The season-ending Abu Dhabi Grand Prix is the last Formula One race where the cars will look good, according to Lewis Hamilton, as the sport prepares for the introduction of the 'Halo' device next year.
World champion Hamilton will be aiming to end a victorious 2017 campaign on a high at Yas Marina Circuit on Sunday, the Mercedes driver having already secured his fourth title, as well as helping the dominant German team to another constructors' crown.
Hamilton's chief rival, Ferrari's Sebastian Vettel, remains optimistic of mounting an improved challenge in 2018, when Fernando Alonso will be hoping McLaren's new partnership with Renault proves to be more productive than its underwhelming Honda relationship.
Halo's aesthetic impact
All F1 cars will be fitted with a protective 'Halo' next season, a barrier surrounding the driver's head, with the aim of minimising the potentially deadly impact of flying debris.
The device has received mixed reviews from the sport's stars, Hamilton ruing the toll it will take on the appearance of vehicles.
"It's the last race where the cars will look good," he told a news conference.
"From next year it is all downhill in terms of how it looks, but safety will go up at least.
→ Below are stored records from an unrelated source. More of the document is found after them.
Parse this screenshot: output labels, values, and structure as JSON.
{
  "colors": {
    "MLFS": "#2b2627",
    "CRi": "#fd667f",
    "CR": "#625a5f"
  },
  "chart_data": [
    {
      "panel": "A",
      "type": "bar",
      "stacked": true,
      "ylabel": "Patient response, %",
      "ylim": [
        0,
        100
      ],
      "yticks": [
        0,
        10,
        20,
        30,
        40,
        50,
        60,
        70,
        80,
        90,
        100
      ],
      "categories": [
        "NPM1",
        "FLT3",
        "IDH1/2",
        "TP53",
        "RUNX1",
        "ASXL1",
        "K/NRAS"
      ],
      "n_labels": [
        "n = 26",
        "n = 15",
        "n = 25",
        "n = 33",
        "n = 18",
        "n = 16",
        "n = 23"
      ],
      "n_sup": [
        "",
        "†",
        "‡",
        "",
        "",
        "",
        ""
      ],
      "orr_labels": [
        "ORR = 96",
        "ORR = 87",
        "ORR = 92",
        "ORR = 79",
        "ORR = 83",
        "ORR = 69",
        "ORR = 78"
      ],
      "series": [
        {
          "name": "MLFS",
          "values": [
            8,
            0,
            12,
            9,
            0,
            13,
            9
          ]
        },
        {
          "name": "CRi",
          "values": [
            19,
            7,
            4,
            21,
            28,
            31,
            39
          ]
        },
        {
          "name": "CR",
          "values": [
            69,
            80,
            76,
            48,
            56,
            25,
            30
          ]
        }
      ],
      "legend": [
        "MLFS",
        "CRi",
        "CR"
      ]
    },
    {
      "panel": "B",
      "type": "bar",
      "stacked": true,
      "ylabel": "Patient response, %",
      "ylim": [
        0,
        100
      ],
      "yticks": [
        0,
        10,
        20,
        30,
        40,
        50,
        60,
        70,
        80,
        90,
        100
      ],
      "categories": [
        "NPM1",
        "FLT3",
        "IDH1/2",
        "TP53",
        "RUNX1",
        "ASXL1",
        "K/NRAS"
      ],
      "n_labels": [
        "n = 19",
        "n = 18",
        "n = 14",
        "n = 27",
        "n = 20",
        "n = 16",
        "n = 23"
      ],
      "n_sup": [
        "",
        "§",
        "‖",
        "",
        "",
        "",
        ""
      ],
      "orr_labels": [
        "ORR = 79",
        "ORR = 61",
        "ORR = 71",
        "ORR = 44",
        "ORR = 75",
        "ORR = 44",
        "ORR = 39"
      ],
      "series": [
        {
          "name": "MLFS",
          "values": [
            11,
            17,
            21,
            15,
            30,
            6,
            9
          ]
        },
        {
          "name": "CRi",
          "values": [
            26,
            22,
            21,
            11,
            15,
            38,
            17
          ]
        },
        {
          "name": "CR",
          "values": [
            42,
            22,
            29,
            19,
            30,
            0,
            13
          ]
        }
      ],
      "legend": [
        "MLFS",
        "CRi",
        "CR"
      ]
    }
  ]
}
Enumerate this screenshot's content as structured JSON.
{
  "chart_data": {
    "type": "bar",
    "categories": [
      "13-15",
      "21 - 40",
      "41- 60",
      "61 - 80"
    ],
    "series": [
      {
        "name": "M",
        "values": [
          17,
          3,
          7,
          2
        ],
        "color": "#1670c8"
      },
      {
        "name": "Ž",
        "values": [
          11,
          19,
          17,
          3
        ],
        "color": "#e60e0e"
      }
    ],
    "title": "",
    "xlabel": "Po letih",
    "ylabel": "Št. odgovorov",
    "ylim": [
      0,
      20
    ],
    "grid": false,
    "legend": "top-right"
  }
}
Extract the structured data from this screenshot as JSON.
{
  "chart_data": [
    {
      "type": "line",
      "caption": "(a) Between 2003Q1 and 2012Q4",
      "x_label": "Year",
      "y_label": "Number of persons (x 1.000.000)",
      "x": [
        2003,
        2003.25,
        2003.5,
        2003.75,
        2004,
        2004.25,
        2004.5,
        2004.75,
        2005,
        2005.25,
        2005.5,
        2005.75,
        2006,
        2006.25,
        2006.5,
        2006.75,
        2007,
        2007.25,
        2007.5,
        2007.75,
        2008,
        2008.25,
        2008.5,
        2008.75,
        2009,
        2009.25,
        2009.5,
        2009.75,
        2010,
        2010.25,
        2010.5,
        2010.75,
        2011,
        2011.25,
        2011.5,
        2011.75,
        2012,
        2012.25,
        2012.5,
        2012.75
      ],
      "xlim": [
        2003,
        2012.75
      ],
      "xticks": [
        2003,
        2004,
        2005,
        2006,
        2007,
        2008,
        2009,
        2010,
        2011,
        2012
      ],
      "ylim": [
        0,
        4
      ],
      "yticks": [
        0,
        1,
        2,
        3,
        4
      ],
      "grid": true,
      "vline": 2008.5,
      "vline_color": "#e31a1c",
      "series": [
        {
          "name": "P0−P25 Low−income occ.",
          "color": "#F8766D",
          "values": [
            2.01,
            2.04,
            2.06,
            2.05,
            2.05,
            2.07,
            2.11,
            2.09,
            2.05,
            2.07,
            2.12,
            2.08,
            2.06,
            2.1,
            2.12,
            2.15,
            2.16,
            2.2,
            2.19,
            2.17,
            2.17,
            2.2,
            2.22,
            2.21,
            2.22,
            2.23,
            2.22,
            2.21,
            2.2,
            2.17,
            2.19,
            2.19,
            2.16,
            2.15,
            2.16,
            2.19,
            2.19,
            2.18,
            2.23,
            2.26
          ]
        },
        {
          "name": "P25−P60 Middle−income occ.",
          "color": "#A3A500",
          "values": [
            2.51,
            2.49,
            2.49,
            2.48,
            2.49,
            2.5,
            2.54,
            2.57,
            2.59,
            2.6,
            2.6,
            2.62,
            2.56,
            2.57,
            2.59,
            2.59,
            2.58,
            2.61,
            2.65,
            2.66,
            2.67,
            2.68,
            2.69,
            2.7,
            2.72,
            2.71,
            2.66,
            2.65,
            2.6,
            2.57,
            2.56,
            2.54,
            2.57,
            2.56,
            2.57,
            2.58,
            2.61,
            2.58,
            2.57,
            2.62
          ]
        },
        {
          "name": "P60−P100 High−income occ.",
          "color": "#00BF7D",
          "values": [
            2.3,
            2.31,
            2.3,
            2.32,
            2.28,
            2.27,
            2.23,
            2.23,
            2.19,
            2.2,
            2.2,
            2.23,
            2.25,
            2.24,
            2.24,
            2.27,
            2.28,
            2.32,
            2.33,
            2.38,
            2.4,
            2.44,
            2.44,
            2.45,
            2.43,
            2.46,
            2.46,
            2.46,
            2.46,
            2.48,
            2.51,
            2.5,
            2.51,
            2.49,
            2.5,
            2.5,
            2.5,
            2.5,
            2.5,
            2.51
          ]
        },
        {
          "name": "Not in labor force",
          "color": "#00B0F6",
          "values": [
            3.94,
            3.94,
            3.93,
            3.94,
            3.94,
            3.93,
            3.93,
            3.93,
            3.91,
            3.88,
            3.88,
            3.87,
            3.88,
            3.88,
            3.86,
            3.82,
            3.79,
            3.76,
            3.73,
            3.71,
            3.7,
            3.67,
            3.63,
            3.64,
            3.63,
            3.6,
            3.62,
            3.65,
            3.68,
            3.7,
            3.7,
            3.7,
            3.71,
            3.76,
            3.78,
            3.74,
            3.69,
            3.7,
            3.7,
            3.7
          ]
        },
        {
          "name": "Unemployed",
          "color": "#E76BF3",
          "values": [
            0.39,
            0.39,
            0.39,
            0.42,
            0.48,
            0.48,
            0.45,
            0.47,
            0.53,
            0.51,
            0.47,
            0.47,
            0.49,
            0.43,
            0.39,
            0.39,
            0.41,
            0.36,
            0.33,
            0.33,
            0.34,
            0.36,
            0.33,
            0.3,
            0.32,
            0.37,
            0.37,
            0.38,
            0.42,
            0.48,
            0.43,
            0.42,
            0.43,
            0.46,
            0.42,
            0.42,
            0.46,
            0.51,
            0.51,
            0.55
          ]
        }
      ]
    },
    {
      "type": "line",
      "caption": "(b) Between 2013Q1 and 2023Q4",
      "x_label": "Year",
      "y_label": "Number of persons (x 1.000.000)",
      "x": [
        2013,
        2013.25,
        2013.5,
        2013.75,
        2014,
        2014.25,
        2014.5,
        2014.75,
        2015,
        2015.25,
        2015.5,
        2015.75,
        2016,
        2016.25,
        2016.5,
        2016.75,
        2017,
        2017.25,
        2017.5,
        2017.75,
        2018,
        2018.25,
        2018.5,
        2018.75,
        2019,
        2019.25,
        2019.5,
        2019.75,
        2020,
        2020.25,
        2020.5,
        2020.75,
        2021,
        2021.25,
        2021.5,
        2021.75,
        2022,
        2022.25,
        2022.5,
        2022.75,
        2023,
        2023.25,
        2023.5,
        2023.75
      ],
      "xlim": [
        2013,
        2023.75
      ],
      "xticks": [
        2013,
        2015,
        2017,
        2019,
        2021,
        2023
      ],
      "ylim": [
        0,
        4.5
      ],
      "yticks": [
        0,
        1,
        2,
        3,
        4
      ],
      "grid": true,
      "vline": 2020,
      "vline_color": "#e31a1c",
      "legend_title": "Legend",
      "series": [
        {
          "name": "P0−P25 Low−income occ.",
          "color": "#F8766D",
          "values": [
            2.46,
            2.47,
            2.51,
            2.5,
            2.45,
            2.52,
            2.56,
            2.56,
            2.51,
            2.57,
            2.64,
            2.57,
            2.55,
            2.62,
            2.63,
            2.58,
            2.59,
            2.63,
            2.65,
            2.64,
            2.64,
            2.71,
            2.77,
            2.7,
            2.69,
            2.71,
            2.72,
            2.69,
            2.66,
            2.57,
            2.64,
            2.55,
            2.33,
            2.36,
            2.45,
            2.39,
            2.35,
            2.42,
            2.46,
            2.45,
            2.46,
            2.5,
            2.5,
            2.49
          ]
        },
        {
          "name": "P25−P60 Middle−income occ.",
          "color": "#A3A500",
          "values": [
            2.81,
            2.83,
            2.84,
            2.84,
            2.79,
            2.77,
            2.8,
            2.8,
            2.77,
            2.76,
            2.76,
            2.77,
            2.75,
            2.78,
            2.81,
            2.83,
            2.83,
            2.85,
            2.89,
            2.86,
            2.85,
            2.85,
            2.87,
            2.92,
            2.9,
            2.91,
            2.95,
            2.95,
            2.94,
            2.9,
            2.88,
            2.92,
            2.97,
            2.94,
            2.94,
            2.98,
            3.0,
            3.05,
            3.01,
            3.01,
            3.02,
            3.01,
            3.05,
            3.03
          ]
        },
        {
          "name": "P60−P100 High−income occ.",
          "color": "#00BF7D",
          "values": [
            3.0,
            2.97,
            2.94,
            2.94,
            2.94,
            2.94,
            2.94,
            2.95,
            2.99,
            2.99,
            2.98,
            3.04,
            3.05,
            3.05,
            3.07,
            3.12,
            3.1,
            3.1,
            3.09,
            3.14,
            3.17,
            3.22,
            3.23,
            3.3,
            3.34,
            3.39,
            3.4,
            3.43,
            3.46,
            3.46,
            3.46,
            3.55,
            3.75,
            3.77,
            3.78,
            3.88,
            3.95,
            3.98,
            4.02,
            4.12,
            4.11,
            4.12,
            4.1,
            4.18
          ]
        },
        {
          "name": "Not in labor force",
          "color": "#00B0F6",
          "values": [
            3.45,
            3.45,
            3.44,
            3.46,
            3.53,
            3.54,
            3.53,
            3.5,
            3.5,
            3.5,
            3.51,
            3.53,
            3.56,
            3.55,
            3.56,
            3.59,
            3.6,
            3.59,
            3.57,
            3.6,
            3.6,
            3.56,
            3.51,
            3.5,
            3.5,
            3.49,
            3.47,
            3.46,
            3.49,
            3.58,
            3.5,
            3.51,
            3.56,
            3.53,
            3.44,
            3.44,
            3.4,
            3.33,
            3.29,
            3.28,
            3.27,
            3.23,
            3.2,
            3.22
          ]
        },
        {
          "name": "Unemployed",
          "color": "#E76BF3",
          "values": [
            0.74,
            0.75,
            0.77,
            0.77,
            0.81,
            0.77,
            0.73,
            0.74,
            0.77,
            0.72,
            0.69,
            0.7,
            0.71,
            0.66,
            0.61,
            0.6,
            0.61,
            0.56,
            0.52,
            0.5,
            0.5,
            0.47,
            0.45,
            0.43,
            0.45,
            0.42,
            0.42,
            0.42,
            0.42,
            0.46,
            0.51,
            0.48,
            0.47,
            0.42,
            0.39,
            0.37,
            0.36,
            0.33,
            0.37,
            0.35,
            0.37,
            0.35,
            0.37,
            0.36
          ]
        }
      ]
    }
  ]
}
Maybe it'll start a new flipflop brand next year."
Of his title duel with Vettel, Hamilton added: "It was great to have those close battles this year with Sebastian, a four-time world champion you respect."
Personality of the year
Hamilton gave a noncommittal response when asked if there should be a greater range of individual awards to mark the end of the season.
Vettel, though, did not miss an opportunity to make a joke at his own expense, revisiting an infamous collision and subsequent argument between the two men in Azerbaijan, where the German appeared to intentionally ram into his rival.
"I should get move of the year, personality of the year and what was the last one, fair play?," he jokingly said.
"Okay, maybe not... but those other two for Baku."
Alonso struggles to find positives
The end of the 2017 campaign cannot arrive soon enough for Fernando Alonso and McLaren, who will be ending their partnership with Honda and starting to use Renault power units next year.
The British team have fallen badly off the pace set by Mercedes, Ferrari and Red Bull in recent years, leaving Alonso — a two-time world champion from his time with Renault — unable to demonstrate his undoubted quality behind the wheel.
Asked for one of his highlights from the final races of the McLaren-Honda partnership, the 36-year-old Spaniard said: "Erm, it is difficult to pick out one race, as the performance was never there.
"I personally had a lot of expectations for the McLaren-Honda project but we didn't achieve the results so it's now time for a change and I'm optimistic."